Hyperthermia, in its advanced state referred to as heat stroke or sunstroke, is an acute condition, which occurs when the body produces or absorbs more heat than it can dissipate. It is usually due to excessive exposure to heat. The heat-regulating mechanisms of the body eventually become overwhelmed and unable to effectively deal with the heat, and body temperature climbs uncontrollably. This is a serious medical emergency that requires immediate hospitalization.
Hyperthermia is also used to treat cancer and can be created artificially by drugs or medical devices.
Signs and symptoms
Heat prostration is heralded by mental confusion, muscle cramps, and often nausea or vomiting. At this stage the victim will likely be sweating profusely. With continued exposure to ambient heat, which sometimes is facilitated by the mental confusion, temperature may rise into the 103-104 degrees F range, and lead to full-blown heat stroke.
One of the body's most important methods of temperature regulation is perspiration. Evaporation of water is endothermic; therefore, perspiration is an efficient way to rid the body of excess heat. When the body becomes sufficiently dehydrated to prevent the production of sweat, this avenue of heat reduction is closed. Thus, the first symptom of a serious heat stroke may be the loss of sweating. When the body is no longer capable of sweating, core temperature begins to rise swiftly.
Victims become more confused, may become hostile, often have headache, and may seem drunk. Due to dehydration, blood pressure may drop significantly, leading to possible fainting or dizziness, especially if the victim stands suddenly. As blood pressure drops, heart rate and respiration rate will increase (tachycardia and tachypnea) as the heart attempts to supply enough oxygen to the body. The skin will become red as blood vessels dilate in an attempt to increase heat dissipation. As heat stroke progresses, the decrease in blood pressure will cause blood vessels to contract, resulting in a pale or bluish skin colour. Complaints of feeling hot may be followed by chills and trembling, as is the case in fever. Some victims, especially young children, may suffer convulsions. Acute dehydration such as that accompanying heat stroke can produce nausea and vomiting; temporary blindness may also be observed. Eventually, as body organs begin to fail, unconsciousness and coma will result.
Under very rare circumstances, a person may exhibit symptoms similar to heat stroke without suffering a heat stroke.
Heat stroke is a medical emergency requiring hospitalization, and the local emergency system should be activated as soon as possible.
The body temperature must be lowered immediately. The victim should be moved to a cool area (indoors, or at least in the shade) and clothing removed to promote heat loss (passive cooling). Active cooling methods may be used: The person is bathed in cool water, or wrapped in a cool wet towel. Cold compresses to the head, neck, and groin will help cool the victim. A fan may be used to aid in evaporation of the water (evaporative method). Ice and very cold water can produce hypothermia; they should be used only when there are means to monitor the victim's temperature continuously.
Immersing a victim into a bathtub of cold water (immersion method) is a recognized method of cooling. This method requires the effort of 4-5 persons and the victim should be monitored carefully during the treatment process. This should be avoided for an unconscious victim; if there is no alternative, the victim's head must be held above water.
Hydration is of paramount importance in cooling the victim. This is achieved by drinking water (Oral rehydration). Commercial isotonic drinks may be used as a substitute. Alcohol and caffeine should be avoided, because of their diuretic properties. If the victim is confused, unconscious or unable to tolerate oral fluids, intravenous hydration (via a drip) is necessary.
Alcohol rubs will cause further dehydration and impairment of consciousness and should therefore be avoided. The victim's condition should be reassessed and stabilized by trained medical personnel. The victim's heart rate and breathing should be monitored, and CPR may be necessary if the victim goes into cardiac arrest.
The victim should be placed into the recovery position to ensure that their airway remains open.
Heat stroke can be prevented by observing common sense precautions to avoid overheating and dehydration.
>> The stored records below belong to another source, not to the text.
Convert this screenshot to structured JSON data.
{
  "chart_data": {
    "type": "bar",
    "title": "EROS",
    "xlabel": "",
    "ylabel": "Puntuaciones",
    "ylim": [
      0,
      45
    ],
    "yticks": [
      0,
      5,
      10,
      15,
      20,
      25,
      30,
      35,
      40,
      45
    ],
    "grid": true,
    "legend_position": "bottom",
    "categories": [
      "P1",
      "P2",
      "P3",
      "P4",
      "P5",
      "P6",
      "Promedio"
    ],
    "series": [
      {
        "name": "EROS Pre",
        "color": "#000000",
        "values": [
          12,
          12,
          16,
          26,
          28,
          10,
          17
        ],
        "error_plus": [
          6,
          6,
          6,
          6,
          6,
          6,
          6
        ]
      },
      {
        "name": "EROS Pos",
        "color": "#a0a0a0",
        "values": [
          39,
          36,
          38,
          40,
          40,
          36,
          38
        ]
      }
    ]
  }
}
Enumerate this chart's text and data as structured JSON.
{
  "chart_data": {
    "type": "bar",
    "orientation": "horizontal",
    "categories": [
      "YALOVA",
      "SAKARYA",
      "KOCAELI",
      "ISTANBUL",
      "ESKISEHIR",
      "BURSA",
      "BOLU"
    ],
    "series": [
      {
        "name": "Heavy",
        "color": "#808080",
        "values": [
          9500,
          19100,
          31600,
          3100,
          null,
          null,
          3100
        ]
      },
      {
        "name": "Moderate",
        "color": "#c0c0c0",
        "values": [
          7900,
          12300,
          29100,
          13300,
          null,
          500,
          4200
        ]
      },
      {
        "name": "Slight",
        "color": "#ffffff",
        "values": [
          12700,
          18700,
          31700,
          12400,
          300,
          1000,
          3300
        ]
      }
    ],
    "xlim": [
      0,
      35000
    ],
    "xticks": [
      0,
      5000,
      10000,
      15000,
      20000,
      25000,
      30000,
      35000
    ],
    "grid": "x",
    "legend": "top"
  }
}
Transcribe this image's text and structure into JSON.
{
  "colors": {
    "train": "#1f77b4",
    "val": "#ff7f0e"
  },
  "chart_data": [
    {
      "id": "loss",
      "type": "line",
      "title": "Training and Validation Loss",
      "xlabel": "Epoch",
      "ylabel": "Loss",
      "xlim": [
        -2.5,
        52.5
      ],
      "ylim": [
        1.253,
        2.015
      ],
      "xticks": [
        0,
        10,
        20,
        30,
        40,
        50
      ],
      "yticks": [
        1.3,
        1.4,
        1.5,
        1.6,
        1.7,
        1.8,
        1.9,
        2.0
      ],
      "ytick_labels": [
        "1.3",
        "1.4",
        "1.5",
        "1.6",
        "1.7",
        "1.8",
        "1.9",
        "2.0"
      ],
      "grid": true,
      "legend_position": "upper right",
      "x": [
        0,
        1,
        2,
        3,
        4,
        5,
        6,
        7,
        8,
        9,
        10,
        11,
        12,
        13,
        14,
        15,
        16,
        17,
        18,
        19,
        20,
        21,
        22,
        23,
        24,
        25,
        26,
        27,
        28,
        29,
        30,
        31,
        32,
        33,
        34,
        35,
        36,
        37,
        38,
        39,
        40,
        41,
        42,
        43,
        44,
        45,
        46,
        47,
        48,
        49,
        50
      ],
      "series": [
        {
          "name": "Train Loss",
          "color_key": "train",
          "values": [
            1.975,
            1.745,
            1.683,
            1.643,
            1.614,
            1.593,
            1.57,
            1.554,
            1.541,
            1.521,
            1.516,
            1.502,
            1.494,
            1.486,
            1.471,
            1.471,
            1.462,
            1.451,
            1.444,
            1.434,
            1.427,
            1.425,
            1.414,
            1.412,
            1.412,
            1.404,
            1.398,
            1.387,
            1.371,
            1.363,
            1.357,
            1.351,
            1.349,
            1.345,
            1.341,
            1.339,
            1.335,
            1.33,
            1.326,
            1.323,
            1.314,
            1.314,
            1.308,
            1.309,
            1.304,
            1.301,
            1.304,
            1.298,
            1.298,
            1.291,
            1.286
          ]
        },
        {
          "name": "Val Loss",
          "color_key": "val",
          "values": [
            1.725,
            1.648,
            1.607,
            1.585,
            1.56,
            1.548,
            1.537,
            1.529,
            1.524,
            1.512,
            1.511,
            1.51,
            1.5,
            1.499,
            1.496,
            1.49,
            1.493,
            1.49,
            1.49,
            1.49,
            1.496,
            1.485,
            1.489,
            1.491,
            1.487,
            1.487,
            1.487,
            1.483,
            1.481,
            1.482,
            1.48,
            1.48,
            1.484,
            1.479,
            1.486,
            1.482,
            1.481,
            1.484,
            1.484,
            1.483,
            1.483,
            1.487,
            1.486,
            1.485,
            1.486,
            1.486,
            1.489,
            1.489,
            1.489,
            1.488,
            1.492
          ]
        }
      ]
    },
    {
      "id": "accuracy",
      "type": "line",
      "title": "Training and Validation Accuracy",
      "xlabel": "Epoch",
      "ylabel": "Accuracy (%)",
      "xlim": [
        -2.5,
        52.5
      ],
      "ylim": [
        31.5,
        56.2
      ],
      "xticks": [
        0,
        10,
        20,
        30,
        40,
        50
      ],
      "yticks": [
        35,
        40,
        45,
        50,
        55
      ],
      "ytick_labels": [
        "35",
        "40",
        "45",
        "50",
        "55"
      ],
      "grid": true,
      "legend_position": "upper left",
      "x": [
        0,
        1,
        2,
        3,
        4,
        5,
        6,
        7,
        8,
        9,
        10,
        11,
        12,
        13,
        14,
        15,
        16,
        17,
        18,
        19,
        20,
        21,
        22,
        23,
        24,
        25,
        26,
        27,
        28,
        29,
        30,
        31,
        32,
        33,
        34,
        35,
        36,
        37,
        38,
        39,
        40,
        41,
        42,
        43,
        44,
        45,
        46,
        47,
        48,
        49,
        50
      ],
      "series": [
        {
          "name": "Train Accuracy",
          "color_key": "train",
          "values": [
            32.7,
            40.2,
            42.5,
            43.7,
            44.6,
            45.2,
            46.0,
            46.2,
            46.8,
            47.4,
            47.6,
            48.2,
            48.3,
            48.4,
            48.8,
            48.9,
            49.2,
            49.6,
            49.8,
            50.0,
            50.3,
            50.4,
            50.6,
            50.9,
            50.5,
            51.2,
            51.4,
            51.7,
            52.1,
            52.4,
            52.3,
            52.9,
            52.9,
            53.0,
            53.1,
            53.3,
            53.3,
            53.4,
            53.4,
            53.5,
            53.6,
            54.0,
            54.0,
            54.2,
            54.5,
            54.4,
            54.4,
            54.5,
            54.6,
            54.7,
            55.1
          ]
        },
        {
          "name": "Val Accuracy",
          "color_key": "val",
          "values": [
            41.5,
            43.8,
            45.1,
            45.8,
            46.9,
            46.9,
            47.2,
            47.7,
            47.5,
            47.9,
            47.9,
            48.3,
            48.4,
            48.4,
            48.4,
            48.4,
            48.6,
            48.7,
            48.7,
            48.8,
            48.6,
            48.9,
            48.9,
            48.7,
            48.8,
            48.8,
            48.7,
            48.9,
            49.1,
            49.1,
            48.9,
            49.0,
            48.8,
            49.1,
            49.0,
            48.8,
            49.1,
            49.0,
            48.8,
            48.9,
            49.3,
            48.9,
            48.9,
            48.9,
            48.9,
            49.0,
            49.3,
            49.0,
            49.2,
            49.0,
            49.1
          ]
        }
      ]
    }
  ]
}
Light, loose-fitting clothing will allow perspiration to evaporate. Wide-brimmed hats keep the sun from warming the head and neck; vents on a hat will allow perspiration to cool the head. Strenuous exercise should be avoided during daylight hours in hot weather; so should remaining in enclosed spaces (such as automobiles). People who must be outside should be aware that humidity and the presence of direct sunlight may cause the heat index to be 10 °C or more hotter than the temperature indicated by a thermometer.
Persons in hot weather need to drink plenty of liquids to replace fluids lost from sweating. Thirst is not a reliable sign that a person needs fluids. A better indicator is the color of urine. A dark yellow color indicates dehydration. Alcohol, tea, and coffee are all diuretics and will exacerbate, rather than prevent, dehydration.
Hyperthermia can be intentionally produced for medical purposes. Thermotherapy, or therapy by induced hyperthermia, may be used as a cancer treatment to kill or weaken tumor cells, with negligible effects on healthy cells.